Recognition for East of Scotland Ambulance Staff

 Monday 9 September 2013

An ambulance paramedic in Cupar who has dedicated his career to delivering quality patient care, supporting staff and involving the local community in life saving initiatives has been recognised amongst the winners of this year’s ambulance service staff awards for the East of Scotland.

Paramedic Team Leader at Cupar ambulance station, Andrew Sheldrick, won the Staff Member of the Year award after his colleagues described him as a ‘pivotal’ member of the team.  Andrew has worked in the area for over 20 years, mentoring old and new staff and promoting first aid and HeartStart in schools, colleges and at community events. He was the driving force behind the development of the first volunteer First Responder team at RAF Leuchars more than ten years ago.  Andrew often undertakes educational work in his own time around the community and has inspired some volunteers to join the Service and go on to become paramedics themselves.

The Chief Executive’s Special Award went to two paramedics from Duns and Galashiels in the Scottish Borders who have worked determinedly to deliver a world leading trial that could save cardiac lives by undertaking blood analysis that normally takes place in hospital in an ambulance. Paramedics, Colin Baxter and George Miller, played a key role in the multidisciplinary team which included The Scottish Centre for Telehealth and Telecare and NHS Borders.  The pioneering project has received world wide recognition for the Service, thanks to the dedication of Colin and George, who have over 65 years of combined service between them.

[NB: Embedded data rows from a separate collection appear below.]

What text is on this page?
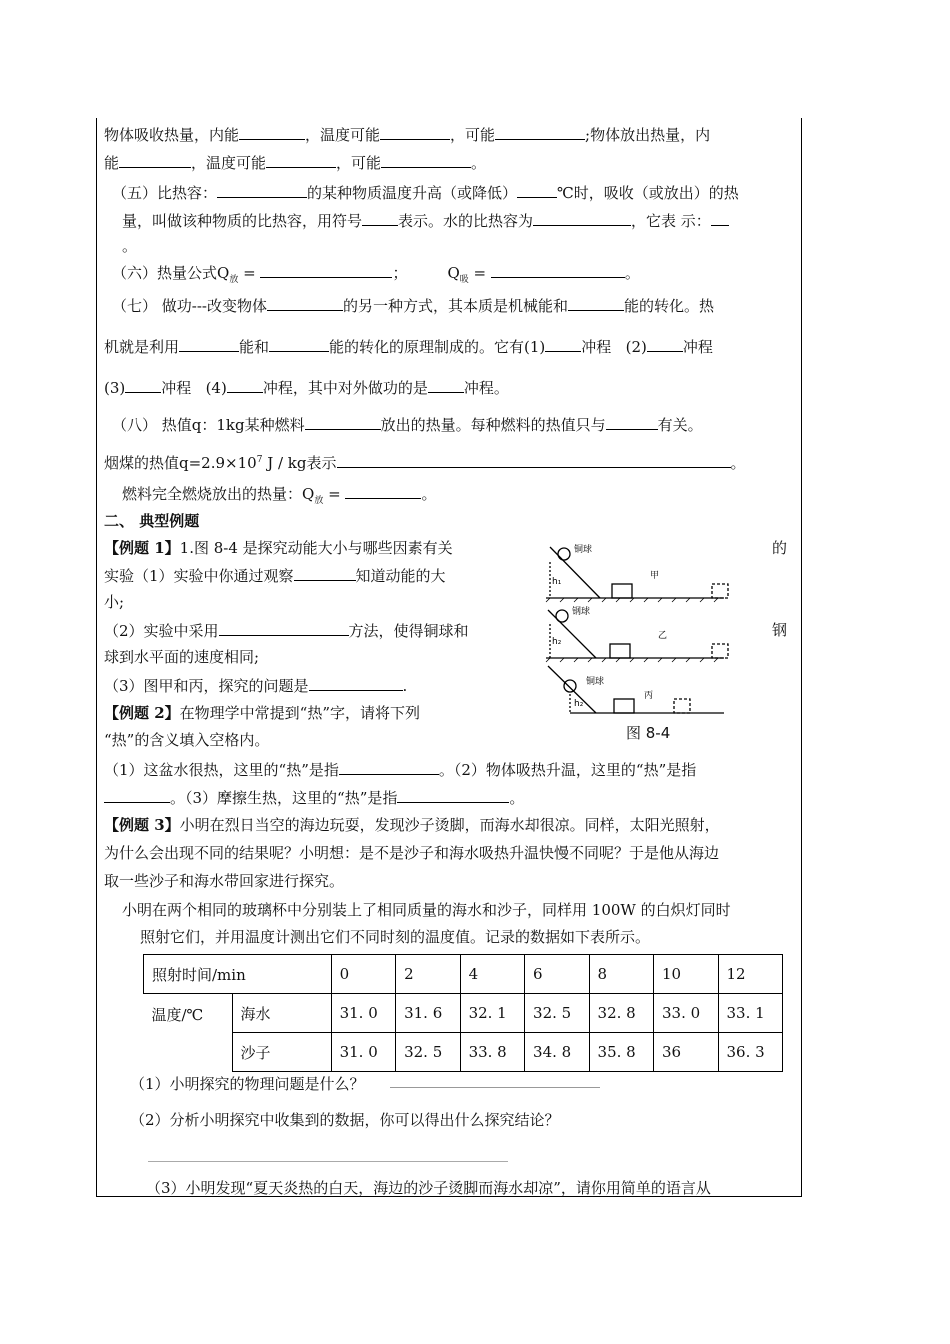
物体吸收热量，内能	，温度可能	，可能	;物体放出热量，内
能	，温度可能	，可能	。
（五）比热容：	的某种物质温度升高（或降低）	℃时，吸收（或放出）的热
量，叫做该种物质的比热容，用符号 表示。水的比热容为	，它表 示：
。
（六）热量公式$Q_放$ =	；	$Q_吸$ =	。
（七） 做功---改变物体	的另一种方式，其本质是机械能和	能的转化。热
机就是利用	能和	能的转化的原理制成的。它有(1) 冲程 (2) 冲程
(3) 冲程 (4) 冲程，其中对外做功的是 冲程。
（八） 热值q：1kg某种燃料	放出的热量。每种燃料的热值只与	有关。
烟煤的热值$q=2.9\times 10^7$ J / kg表示	。
燃料完全燃烧放出的热量：$Q_放$ =	。
二、 典型例题
【例题 1】1.图 8-4 是探究动能大小与哪些因素有关	的
实验（1）实验中你通过观察	知道动能的大
小;
（2）实验中采用	方法，使得铜球和	钢
球到水平面的速度相同;
（3）图甲和丙，探究的问题是	.
【例题 2】在物理学中常提到“热”字，请将下列
“热”的含义填入空格内。
（1）这盆水很热，这里的“热”是指	。（2）物体吸热升温，这里的“热”是指
。（3）摩擦生热，这里的“热”是指	。
【例题 3】小明在烈日当空的海边玩耍，发现沙子烫脚，而海水却很凉。同样，太阳光照射，
为什么会出现不同的结果呢？小明想：是不是沙子和海水吸热升温快慢不同呢？于是他从海边
取一些沙子和海水带回家进行探究。
小明在两个相同的玻璃杯中分别装上了相同质量的海水和沙子，同样用 100W 的白炽灯同时
照射它们，并用温度计测出它们不同时刻的温度值。记录的数据如下表所示。
铜球
甲
h₁
钢球
乙
h₂
铜球
丙
h₂
图 8-4
照射时间/min		0	2	4	6	8	10	12
温度/℃	海水	31. 0	31. 6	32. 1	32. 5	32. 8	33. 0	33. 1
	沙子	31. 0	32. 5	33. 8	34. 8	35. 8	36	36. 3
（1）小明探究的物理问题是什么？
（2）分析小明探究中收集到的数据，你可以得出什么探究结论？
（3）小明发现“夏天炎热的白天，海边的沙子烫脚而海水却凉”，请你用简单的语言从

The Patient Transport Service team in Dundee won the Team of the Year in recognition of their commitment to patients and hard work in the successful transition to the new service.  They have consistently gone beyond the call of duty in staying on late to help hospitals manage available beds for patients and have supported many short notice discharges to ensure patients return home safely.  They often undertake further skills training in their own time to provide a little extra support to patients. During winter they are regularly in early to help clear snow, ensuring crucial operations continue to run smoothly.

The Scottish Ambulance Service Values award was presented to Alan McIntyre, a clinical team leader at Leven ambulance station after colleagues highlighted the support, training and mentoring that he has provided to staff for over 30 years. His  peers described him as “an excellent team player who always puts patient care first” and is “respected as an invaluable member of the team”. Alan takes time with individual members of staff to understand their needs and help them source appropriate training. He organises study evenings in his own time and in different places to make it easier for staff to attend.

Lynne Dickson, the first member of the South Queensferry First Responder team, won the Working Together for Better Patient care. Lynne responded on her own until more volunteers joined the group and is described by peers as a ‘”one woman leader, trainer, volunteer, coach inspirer and fundraiser.” She has run over 20 HeartStart courses and continuously delivers learning sessions for schools and local community groups in the area.

Pauline Howie, Chief Executive, Scottish Ambulance Service, said:
“Now in its third year, our awards programme recognises the professionalism and commitment of our staff, many of whom go beyond the normal call of duty.  All of the entrants have been nominated by their peers, who value the dedication and commitment to patient care that they display on a daily basis. Our staff are very modest about the incredible care that they provide for patients and this event is a reminder of the difference that they make to patients’ lives. They are an absolute credit to the Scottish Ambulance Service and NHS Scotland."